PolskaTragiczny wypadek na Woronicza w Warszawie: świadek opowiada o dramatycznych chwilach po zderzeniu

Tragiczny wypadek na Woronicza w Warszawie: świadek opowiada o dramatycznych chwilach po zderzeniu

We wtorek na ulicy Woronicza w Warszawie doszło do tragicznego wypadku, w wyniku którego zginęły dwie osoby, a osiem zostało rannych. Wśród poszkodowanych jest również kilkuletnie dziecko, które walczy o życie. Świadkowie zdarzenia relacjonują dramatyczne momenty, które nastąpiły tuż po uderzeniu samochodu w przystanek.

Tragiczny wypadek na Woronicza w Warszawie: świadek opowiada o dramatycznych chwilach po zderzeniu

Pan Marek, mieszkaniec pobliskiego osiedla, usłyszał przerażający huk, który skłonił go do natychmiastowego wyjścia z domu. – Siedziałem w mieszkaniu, nagle słyszę straszny huk. Za chwilę wszyscy wzywają ratunku, pomocy, płacz, krzyk – opowiadał świadek reporterowi TVN24. – Szybko się ubrałem i wyskoczyłem. Około dwóch minut trwało, zanim tu dobiegłem – dodał.

Na miejscu zdarzenia zastał przerażający widok. – Jak wyszedłem z bramy, to zauważyłem, że dwie, trzy osoby leżały koło wiaty. Popatrzyłem dalej (…) ze dwie, trzy osoby leżały też na jezdni. Dziecko leżało przy krawężniku na samym końcu, też na jezdni. Strasznie płakało – relacjonował pan Marek.

Świadek opowiadał, że niektórzy z obecnych natychmiast ruszyli na pomoc poszkodowanym, w tym dziecku, które, mimo przerażenia i bólu, chciało wstać i dojść do swojej mamy. – Ze trzy osoby się tym dzieckiem zainteresowały, już tam przy nim były – wspominał. – Chciało wstać i iść tam do mamusi – ocenił. Świadkowie próbowali uspokoić dziecko i opatrywali je przy pomocy apteczki samochodowej.

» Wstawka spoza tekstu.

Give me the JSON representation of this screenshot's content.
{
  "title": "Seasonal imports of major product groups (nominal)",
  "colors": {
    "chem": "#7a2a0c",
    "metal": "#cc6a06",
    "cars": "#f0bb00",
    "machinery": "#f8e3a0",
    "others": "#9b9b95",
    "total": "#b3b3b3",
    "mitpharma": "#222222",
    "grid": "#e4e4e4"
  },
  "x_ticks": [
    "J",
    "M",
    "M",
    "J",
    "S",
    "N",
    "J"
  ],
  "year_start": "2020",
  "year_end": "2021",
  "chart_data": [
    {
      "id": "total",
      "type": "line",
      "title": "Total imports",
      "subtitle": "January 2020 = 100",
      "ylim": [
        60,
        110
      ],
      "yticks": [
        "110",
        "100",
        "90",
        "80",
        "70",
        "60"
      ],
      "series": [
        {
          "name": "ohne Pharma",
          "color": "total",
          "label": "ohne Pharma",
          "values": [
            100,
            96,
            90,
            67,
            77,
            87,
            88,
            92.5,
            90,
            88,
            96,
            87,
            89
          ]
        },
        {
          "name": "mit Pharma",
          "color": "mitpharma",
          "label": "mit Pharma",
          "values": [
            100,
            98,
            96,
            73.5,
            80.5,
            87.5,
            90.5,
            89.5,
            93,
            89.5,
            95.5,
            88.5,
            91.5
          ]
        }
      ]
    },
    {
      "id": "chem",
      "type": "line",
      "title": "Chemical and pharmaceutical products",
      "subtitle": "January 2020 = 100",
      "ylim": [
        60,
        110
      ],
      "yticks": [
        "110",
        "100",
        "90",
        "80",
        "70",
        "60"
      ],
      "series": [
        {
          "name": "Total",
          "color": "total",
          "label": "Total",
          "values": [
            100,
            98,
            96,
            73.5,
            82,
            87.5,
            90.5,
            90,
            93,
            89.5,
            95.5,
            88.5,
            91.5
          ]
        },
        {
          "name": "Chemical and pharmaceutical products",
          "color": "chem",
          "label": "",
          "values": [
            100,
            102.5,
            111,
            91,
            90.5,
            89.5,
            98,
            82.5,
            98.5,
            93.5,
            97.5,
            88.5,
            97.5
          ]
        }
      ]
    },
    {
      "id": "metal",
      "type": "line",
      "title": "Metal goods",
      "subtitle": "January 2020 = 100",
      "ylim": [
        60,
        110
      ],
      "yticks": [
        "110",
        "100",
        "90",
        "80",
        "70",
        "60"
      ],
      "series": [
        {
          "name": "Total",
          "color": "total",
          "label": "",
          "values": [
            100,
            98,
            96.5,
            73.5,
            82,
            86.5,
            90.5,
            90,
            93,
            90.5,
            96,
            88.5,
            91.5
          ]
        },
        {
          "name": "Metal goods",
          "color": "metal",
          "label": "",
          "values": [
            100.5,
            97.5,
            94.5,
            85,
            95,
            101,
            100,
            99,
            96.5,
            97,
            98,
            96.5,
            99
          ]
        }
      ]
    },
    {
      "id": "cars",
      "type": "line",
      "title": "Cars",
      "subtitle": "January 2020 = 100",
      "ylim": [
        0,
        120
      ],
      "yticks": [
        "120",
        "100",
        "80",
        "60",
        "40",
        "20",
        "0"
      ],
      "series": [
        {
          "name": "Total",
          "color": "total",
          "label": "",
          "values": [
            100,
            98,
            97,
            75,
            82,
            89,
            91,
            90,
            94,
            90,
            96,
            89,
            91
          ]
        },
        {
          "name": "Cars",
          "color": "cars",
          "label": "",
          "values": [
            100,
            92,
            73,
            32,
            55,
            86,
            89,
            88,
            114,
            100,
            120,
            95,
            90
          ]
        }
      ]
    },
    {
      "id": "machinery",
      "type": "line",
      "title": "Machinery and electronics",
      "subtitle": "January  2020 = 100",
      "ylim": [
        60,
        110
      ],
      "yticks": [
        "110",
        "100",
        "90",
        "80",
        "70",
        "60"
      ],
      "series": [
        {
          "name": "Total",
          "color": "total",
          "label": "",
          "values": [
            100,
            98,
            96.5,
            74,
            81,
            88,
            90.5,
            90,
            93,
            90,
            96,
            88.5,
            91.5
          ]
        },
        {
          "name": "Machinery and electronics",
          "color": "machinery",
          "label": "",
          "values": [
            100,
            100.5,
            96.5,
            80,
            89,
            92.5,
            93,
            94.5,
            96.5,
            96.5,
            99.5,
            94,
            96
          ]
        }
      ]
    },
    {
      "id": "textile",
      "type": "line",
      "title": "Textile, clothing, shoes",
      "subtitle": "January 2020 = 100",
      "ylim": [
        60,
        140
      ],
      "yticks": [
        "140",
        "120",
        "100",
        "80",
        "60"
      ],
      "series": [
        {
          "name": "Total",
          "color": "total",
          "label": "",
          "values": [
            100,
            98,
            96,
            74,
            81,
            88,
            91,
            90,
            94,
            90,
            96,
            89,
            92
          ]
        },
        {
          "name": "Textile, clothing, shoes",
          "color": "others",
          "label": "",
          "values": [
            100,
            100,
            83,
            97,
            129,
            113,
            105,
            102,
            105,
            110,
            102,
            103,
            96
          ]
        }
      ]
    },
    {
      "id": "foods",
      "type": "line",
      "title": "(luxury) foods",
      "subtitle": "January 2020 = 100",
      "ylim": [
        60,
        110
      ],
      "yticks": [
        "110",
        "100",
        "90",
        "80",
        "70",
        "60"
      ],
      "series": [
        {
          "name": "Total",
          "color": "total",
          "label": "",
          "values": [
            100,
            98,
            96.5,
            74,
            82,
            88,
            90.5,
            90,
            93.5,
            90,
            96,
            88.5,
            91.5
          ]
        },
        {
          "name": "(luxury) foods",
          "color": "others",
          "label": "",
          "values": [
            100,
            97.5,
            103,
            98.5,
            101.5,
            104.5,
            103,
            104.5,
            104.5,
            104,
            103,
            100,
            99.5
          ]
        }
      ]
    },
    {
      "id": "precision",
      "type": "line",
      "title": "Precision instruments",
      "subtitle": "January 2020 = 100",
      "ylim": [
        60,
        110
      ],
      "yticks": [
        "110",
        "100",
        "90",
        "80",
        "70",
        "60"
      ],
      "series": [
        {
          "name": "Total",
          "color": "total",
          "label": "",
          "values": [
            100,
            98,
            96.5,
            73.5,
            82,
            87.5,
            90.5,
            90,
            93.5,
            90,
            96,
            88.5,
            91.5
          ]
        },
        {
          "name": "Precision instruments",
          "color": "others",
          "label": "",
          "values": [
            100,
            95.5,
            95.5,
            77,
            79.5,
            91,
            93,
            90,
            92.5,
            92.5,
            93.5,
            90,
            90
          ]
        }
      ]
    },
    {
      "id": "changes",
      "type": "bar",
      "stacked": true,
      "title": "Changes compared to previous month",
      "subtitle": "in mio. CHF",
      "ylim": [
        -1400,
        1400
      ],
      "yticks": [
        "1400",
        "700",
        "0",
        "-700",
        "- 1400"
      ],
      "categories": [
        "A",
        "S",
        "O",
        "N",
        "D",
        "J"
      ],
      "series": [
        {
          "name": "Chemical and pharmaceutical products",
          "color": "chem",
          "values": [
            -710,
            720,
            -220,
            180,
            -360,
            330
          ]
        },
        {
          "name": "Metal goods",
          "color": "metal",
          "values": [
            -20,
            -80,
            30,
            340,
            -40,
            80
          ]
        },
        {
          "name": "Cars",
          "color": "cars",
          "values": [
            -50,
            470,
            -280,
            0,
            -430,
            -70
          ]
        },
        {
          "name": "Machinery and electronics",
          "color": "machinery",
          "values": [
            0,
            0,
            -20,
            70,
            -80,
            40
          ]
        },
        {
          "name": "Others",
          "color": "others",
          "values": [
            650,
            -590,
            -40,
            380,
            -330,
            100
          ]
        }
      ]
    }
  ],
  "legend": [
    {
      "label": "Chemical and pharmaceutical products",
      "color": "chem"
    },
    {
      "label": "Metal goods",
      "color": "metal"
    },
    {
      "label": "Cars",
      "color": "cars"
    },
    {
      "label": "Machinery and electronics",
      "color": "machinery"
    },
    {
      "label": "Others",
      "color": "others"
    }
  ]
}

Pan Marek zwrócił uwagę na jedną z poszkodowanych kobiet, która próbowała się podnieść. – Mówię: niech pani leży, niech pani się nie rusza. Już jadą służby, zaraz będzie pomoc – opisywał. Służby ratunkowe przybyły na miejsce kilka minut później, a straż pożarna odgrodziła teren i przystąpiła do akcji ratunkowej.

Mężczyzna widział także kierowcę samochodu, który uczestniczył w wypadku. – Siedział w swoim samochodzie, rozmawiał z innymi osobami i zapewniał, że “nie jechał szybko”. Zachowywał się normalnie, trochę smutny. Nic więcej – dodał. Kierowca twierdził, że “nie wie, co się stało”.

Okoliczności tego dramatycznego incydentu są obecnie badane przez odpowiednie służby, a mieszkańcy Warszawy z niepokojem śledzą informacje o stanie zdrowia poszkodowanych, w tym dziecka, które wciąż walczy o życie.